Ein Kulturgut auf zwei Rädern

Am Samstag findet das „1. Vespa Treffen Freiburg“ statt – aber was macht die kultigen Roller so beliebt?

Eine Gruppe Vespa-Begeisterter veranstaltet am Samstag, 11. Mai das „1. Vespa Treffen Freiburg“. Worin die Faszination der kultigen Blechroller aus Italien liegt, haben wir die Veranstalter vorab gefragt.Die Geburtsstunde des 1. Vespa Treffens Freiburg liegt in Köln.
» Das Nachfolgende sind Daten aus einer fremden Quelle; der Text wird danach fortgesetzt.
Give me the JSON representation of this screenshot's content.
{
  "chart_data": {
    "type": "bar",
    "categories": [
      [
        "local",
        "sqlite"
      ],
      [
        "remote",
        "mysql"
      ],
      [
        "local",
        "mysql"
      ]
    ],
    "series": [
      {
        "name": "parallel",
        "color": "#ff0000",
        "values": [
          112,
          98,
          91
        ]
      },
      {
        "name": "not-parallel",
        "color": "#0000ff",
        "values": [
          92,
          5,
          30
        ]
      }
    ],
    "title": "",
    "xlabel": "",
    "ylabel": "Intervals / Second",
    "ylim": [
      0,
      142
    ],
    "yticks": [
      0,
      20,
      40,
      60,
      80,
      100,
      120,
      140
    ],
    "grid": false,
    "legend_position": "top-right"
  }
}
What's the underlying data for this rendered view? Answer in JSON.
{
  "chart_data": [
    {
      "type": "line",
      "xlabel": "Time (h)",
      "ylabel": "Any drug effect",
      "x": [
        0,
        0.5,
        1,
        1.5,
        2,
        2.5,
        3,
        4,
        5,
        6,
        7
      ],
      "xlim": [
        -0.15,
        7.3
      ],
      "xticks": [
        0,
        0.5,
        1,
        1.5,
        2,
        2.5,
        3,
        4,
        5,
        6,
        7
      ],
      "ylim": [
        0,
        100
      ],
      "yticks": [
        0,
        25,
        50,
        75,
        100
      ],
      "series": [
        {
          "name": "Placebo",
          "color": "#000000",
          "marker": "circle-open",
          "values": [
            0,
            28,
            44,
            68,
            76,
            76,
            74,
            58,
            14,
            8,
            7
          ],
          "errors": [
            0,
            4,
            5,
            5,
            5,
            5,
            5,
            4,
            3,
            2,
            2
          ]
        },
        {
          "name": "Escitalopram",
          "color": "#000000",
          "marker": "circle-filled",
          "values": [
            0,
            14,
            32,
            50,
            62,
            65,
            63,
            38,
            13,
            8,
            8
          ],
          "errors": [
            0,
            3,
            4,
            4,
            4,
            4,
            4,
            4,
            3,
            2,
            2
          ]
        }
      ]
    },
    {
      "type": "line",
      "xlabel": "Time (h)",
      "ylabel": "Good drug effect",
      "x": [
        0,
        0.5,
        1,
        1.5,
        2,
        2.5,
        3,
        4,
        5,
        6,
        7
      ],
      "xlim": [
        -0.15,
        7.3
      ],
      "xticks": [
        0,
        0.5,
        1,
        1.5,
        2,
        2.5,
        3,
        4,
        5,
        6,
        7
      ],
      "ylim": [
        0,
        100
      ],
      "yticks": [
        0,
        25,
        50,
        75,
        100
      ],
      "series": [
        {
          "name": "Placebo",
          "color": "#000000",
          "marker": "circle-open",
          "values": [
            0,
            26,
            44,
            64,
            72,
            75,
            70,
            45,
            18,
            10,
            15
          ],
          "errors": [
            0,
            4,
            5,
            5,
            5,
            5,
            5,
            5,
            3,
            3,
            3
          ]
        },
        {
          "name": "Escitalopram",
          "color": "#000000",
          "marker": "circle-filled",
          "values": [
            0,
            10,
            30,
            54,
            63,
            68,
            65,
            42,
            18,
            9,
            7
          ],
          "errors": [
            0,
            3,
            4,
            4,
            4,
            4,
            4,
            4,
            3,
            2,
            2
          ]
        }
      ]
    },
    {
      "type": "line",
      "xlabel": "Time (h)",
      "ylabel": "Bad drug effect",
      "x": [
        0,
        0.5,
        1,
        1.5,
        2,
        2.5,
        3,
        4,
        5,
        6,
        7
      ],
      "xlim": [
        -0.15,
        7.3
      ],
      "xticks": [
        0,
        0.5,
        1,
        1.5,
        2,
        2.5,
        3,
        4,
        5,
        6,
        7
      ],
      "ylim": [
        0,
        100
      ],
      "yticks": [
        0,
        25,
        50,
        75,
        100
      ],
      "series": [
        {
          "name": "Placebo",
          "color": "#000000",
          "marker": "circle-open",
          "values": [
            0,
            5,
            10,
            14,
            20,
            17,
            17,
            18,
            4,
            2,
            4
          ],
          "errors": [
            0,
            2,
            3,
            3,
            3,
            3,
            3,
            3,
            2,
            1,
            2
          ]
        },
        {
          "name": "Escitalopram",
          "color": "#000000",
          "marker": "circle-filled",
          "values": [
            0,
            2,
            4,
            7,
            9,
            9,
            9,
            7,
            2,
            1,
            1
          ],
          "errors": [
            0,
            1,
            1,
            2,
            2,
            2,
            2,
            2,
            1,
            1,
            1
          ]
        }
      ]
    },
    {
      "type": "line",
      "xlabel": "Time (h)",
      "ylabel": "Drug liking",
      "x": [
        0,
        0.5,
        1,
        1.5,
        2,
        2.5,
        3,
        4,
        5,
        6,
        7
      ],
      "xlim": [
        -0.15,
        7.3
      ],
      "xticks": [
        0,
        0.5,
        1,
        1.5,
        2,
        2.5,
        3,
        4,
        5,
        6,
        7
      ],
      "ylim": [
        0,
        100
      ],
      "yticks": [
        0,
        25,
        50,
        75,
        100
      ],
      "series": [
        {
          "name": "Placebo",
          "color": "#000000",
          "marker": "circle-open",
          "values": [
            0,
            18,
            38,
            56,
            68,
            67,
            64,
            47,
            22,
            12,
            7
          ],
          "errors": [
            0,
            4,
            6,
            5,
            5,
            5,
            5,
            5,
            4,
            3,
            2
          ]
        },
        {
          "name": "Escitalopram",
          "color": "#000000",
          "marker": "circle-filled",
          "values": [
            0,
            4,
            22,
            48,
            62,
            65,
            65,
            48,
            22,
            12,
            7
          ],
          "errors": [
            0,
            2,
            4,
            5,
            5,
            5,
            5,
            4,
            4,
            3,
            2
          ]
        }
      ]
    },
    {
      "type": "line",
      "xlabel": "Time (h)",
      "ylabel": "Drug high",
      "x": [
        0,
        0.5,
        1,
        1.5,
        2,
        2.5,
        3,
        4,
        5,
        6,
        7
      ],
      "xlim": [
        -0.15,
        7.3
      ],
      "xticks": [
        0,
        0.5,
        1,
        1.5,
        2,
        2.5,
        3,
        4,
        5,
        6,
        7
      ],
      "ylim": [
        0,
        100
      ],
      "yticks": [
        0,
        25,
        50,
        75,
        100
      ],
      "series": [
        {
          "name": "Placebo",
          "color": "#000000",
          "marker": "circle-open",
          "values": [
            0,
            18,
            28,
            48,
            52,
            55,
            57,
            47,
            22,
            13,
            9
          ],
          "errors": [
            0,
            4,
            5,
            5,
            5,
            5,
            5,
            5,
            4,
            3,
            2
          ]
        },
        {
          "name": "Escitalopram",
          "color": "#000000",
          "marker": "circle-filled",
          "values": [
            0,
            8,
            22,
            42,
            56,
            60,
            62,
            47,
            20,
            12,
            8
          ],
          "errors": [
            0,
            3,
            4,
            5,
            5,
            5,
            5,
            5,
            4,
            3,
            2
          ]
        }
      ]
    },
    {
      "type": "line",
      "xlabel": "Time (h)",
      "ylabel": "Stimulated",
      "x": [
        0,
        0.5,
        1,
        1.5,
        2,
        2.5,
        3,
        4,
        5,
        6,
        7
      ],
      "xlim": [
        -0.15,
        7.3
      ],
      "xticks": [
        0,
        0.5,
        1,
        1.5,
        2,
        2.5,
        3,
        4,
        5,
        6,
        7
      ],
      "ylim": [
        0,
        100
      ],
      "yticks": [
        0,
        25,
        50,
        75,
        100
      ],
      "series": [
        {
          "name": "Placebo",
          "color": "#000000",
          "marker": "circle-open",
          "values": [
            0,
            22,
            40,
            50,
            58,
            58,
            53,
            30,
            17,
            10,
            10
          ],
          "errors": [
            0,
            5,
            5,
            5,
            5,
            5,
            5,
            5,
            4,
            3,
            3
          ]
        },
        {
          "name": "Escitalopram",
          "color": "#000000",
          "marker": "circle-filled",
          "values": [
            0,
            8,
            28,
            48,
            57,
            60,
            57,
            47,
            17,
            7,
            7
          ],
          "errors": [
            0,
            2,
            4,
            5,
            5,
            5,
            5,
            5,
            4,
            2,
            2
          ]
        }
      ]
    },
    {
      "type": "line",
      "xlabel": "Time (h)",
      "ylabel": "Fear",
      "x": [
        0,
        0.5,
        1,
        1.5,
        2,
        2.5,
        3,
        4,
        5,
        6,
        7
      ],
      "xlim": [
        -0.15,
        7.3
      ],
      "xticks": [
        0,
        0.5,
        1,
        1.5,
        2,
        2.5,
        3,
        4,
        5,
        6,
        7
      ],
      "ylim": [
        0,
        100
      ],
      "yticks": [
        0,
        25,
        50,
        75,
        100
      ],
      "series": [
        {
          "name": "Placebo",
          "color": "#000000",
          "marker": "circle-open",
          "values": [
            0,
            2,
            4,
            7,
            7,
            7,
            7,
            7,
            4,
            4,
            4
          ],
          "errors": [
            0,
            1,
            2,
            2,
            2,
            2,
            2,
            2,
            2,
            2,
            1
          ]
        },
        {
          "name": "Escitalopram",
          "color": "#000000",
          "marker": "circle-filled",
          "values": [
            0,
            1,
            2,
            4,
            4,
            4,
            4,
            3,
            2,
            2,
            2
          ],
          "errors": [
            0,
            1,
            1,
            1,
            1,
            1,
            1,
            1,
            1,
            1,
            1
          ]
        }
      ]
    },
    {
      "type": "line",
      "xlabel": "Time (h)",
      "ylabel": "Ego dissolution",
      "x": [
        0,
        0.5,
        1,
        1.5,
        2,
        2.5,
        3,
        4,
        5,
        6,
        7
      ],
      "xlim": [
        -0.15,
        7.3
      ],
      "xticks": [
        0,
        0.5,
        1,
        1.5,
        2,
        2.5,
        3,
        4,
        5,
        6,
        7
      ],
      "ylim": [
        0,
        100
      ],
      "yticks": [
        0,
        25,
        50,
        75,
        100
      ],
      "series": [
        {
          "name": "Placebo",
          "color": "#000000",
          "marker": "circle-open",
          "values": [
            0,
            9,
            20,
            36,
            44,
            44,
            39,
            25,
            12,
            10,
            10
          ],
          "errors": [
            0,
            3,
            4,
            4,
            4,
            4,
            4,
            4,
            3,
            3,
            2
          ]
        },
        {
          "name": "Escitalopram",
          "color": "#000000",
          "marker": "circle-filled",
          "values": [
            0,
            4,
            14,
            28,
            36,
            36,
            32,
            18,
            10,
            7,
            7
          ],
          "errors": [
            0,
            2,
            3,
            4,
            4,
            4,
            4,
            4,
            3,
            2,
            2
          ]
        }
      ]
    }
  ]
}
Bei einem Tag der Offenen Tür im dortigen Scooter Center war dem Freiburger Gebäudetechniker Wolfgang Bandemer aufgefallen, dass es eine vergleichbare Veranstaltung bisher in Freiburg nie gegeben hat. Das sollte sich ändern, entschied er beim gemeinsamen Fachsimpeln mit Bekannten in Köln: „Wir haben aus der Bierlaune beschlossen, diese Veranstaltung im Mai durchzuführen“, sagt Bandemer, der ursprünglich aus dem Motocross-Sport kommt.
Auf den kommenden Samstag dürfen sich die Vespa-Fans der Region also freuen: In der Hans-Bunte-Straße 7A auf dem Gelände des Autohauses N. Schmidt ist jeder eingeladen, der ein Herz für die motorisierten Blechroller hat. Verkaufsstände mit Scooter-Zubehör, Essen und Trinken, sogar eine Tombola zugunsten der Cleft-Kinderhilfe – für alles wird gesorgt sein. „Wichtig ist uns der Spaß rund um Vespa, der Austausch und die Freude, diese Leidenschaft mit anderen zu teilen“, sagt Bandemer.


Vespas verbinden
Einer der Mitveranstalter ist Olaf Just (48), der in Freiburg lebt und schon weltweit Vespa-Treffen besucht hat, etwa in Vancouver und Washington. „Vespa verbindet weltweit“, sagt er und nennt die kultigen Roller „ein Kulturgut“. Er und seine Mitstreiter sehen es als ihre Aufgabe an, die Vespa-Kultur zu erhalten und an die nächste Generation weiterzugeben. Seine beiden Söhne hat er bereits mit dem Vespa-Virus infiziert. Der Diplom-Volkswirt, der mit einer eigenen Firma Vespa-Zubehör vertreibt, besitzt gleich mehrere Roller. „Es ist wie eine Sucht...hat man eine, kommt die nächste dazu“, sagt er. Allzu viel möchte er darüber aber nicht preisgeben, denn die Roller der italienischen Kultmarke seien ein begehrtes Diebesgut. Eines von Justs Modellen hat es sogar als Requisite in den Freiburg-Tatort mit Heike Makatsch geschafft. Seine bisher schwierigste Vespa-Tour war die Teilnahme am sogenannten „PRE RE“ im Jahr 2017, die als härteste Vespa-Nachtrallye der Welt gilt. Mit seiner Vespa PX 200 (Baujahr 1983) war er einer von 60 Vespisti, die 333 Kilometer und acht Pässe in den Alpen Österrreichs bewältigten.
Die Vespa-Szene in der Region beschreibt Just als sehr aktiv. „Die Gegend ist mit dem Schwarzwald, den Hügeln des Kaiserstuhls und dem Markgräflerland sowie den Vogesen in der Nähe einfach ideal, um die Leidenschaft Vespafahren auszuleben“, sagt er. Auch der Verein Vespa Freunde Südbaden wird am Samstag dabei sein. Und selbst wenn am Samstag jemand mit einem Elektro-Roller aufkreuzt, den die Firma Vespa seit 2018 verkauft, werde dieser nicht vom Hof gejagt. „Wir verschließen uns nicht vor den neuen Technologien“, sagt Initiator Wolfgang Bandemer. Hauptsache, der Vespa-Kult bleibt noch lange bestehen.

Matthias Joers
1. Vespa Treffen Freiburg, Sa., 11. Mai, Hans-Bunte-Str. 7A, 11 - 20 Uhr.